P Tartaro, JC Gregor, TP Ponich
Division of Gastroenterology, London Health Sciences Centre, University of Western Ontario, London, Ontario

PURPOSE: To compare the yield and cost-effectiveness of repeating standard endoscopy (gastroscopy and/or colonoscopy) versus proceeding directly to push enteroscopy (PE) or capsule endoscopy (CE) in detecting a bleeding source anywhere in the gastrointestinal (GI) tract in patients with obscure gastrointestinal bleeding (OGB).

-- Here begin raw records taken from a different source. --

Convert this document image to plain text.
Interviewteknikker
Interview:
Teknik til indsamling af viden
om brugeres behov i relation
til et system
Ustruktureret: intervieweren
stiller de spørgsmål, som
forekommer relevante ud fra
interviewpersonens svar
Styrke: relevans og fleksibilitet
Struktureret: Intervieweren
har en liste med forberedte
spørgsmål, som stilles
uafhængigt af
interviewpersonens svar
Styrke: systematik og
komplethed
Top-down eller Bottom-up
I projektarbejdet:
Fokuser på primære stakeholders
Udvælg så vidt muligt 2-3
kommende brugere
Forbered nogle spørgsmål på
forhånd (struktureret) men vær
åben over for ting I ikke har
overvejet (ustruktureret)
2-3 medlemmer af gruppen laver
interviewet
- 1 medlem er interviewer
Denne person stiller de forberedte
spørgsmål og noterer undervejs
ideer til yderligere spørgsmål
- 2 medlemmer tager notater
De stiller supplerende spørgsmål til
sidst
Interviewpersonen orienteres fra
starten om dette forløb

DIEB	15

METHODS: Using TreeAge Pro 2004 software, two decision trees were created, one incorporating PE and the other CE. Various permutations of repeat standard endoscopy were then incorporated into each of the models. It was assumed that a positive CE would be followed by a gastroscopy, PE or colonoscopy if the lesion was felt to be reachable by this means and hadn't already been performed in the model. Probability data was derived from published articles with data on the yield of PE, yield of CE, and rates of lesions that were missed by standard endoscopy. Costs ($CDN) were from a third party payer perspective and calculated from Ontario hospital administration data and Ontario physician (OHIP) fees. One-way and two-way sensitivity analyses were performed on all variables.

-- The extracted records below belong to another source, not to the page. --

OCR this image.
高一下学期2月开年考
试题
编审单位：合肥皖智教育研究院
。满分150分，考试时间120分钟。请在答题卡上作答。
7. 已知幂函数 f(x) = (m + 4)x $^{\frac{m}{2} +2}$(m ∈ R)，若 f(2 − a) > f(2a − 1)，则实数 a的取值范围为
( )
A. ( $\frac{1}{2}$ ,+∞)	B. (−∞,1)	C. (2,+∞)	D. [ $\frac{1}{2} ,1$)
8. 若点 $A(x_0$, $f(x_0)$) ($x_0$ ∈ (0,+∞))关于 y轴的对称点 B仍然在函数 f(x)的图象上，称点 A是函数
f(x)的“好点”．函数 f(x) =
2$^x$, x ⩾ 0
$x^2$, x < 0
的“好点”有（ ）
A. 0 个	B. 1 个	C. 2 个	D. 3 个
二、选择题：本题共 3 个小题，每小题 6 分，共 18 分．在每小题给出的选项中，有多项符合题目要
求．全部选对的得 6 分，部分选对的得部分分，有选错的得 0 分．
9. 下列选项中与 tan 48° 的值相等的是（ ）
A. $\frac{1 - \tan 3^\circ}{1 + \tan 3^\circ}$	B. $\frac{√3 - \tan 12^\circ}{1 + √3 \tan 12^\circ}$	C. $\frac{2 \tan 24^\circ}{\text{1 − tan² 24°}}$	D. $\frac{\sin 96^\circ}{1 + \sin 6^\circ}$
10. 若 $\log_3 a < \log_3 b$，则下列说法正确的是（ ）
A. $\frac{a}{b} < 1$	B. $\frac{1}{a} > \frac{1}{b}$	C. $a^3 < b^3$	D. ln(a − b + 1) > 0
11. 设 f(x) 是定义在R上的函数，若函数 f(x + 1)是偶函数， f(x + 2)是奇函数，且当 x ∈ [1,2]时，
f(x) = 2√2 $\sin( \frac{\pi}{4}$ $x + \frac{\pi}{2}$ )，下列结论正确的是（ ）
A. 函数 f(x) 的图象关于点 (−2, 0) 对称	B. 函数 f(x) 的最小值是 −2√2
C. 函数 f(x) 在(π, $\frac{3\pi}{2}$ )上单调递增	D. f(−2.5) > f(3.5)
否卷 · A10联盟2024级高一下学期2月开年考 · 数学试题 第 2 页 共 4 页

RESULTS: In the decision tree incorporating CE, a strategy of repeating gastroscopy prior to proceeding to CE had the highest yield and lowest cost-effectiveness ratio (CER), with base case values of 74% and $1,969 per bleeding source detected, respectively. One-way sensitivity analysis was unremarkable. However, two-way sensitivity analysis revealed that proceeding directly to CE had the highest yield with the lowest cost-effectiveness ratio if CE could detect nearly 100% of upper GI lesions plus at least one of the following: low yield of initial gastroscopy, high cost of EGD or low cost of CE. In the decision tree incorporating PE (assuming CE would be performed if the PE was negative), a strategy of proceeding directly to PE (i.e. without repeat standard endoscopy) had the highest yield and lowest CER with base case values of 67% and $2,137 per bleeding source detected, respectively. This was insensitive to all variables in the one-way and two-way sensitivity analyses.

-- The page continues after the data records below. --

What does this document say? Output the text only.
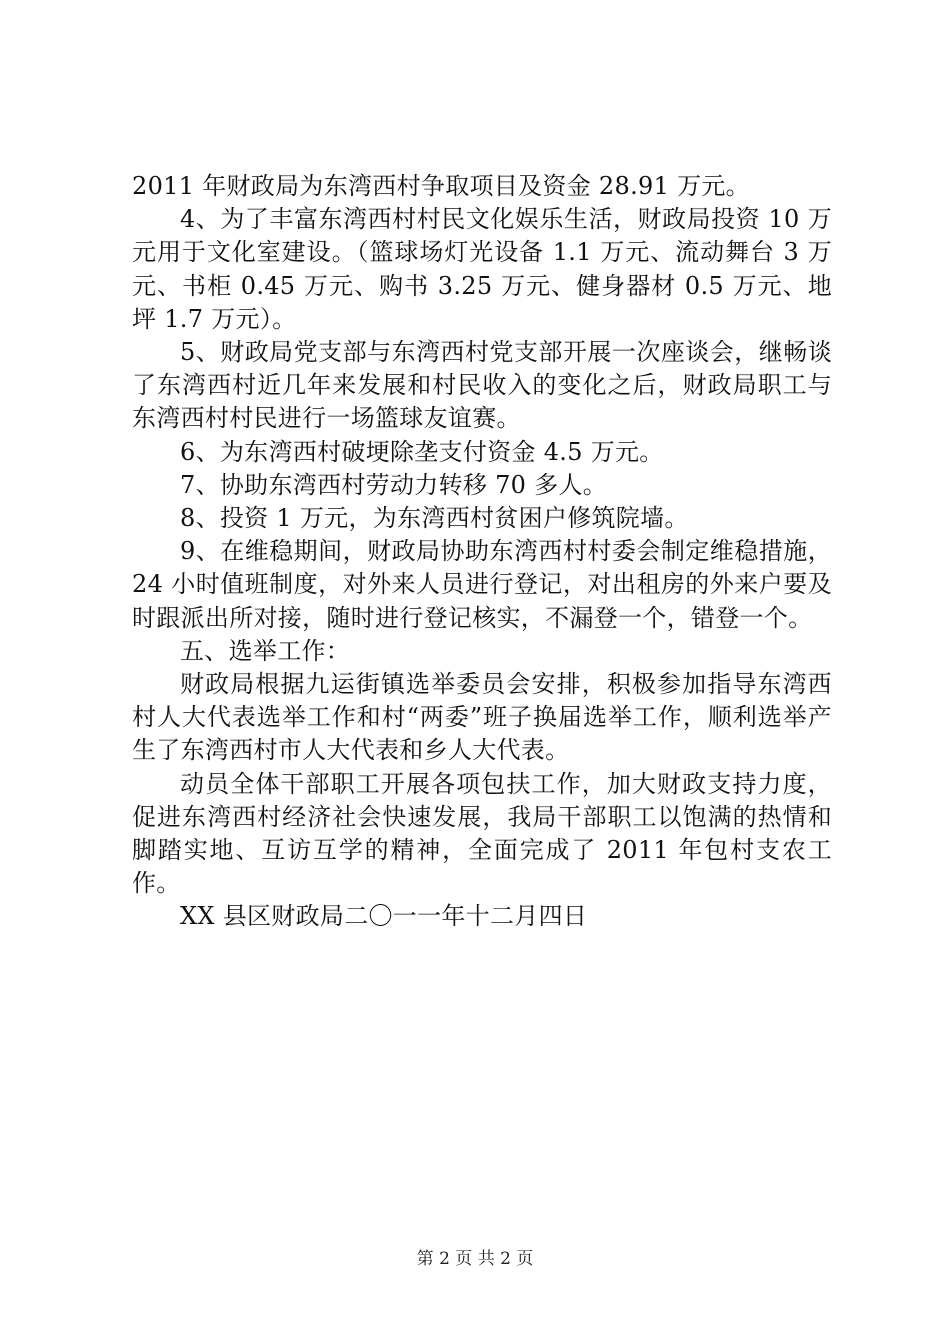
2011 年财政局为东湾西村争取项目及资金 28.91 万元。

4、为了丰富东湾西村村民文化娱乐生活，财政局投资 10 万元用于文化室建设。（篮球场灯光设备 1.1 万元、流动舞台 3 万元、书柜 0.45 万元、购书 3.25 万元、健身器材 0.5 万元、地坪 1.7 万元）。

5、财政局党支部与东湾西村党支部开展一次座谈会，继畅谈了东湾西村近几年来发展和村民收入的变化之后，财政局职工与东湾西村村民进行一场篮球友谊赛。

6、为东湾西村破埂除垄支付资金 4.5 万元。

7、协助东湾西村劳动力转移 70 多人。

8、投资 1 万元，为东湾西村贫困户修筑院墙。

9、在维稳期间，财政局协助东湾西村村委会制定维稳措施，24 小时值班制度，对外来人员进行登记，对出租房的外来户要及时跟派出所对接，随时进行登记核实，不漏登一个，错登一个。

五、选举工作：

财政局根据九运街镇选举委员会安排，积极参加指导东湾西村人大代表选举工作和村“两委”班子换届选举工作，顺利选举产生了东湾西村市人大代表和乡人大代表。

动员全体干部职工开展各项包扶工作，加大财政支持力度，促进东湾西村经济社会快速发展，我局干部职工以饱满的热情和脚踏实地、互访互学的精神，全面完成了 2011 年包村支农工作。

XX 县区财政局二〇一一年十二月四日

第 2 页 共 2 页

CONCLUSIONS: If CE is chosen as the investigation of the small bowel, then a strategy of initially repeating the gastroscopy (without colonoscopy) would be most cost-effective. However, if PE is chosen as the investigation of the small bowel (on the premise that a CE would be performed if the PE is negative), then repeat standard endoscopy would not be cost-effective.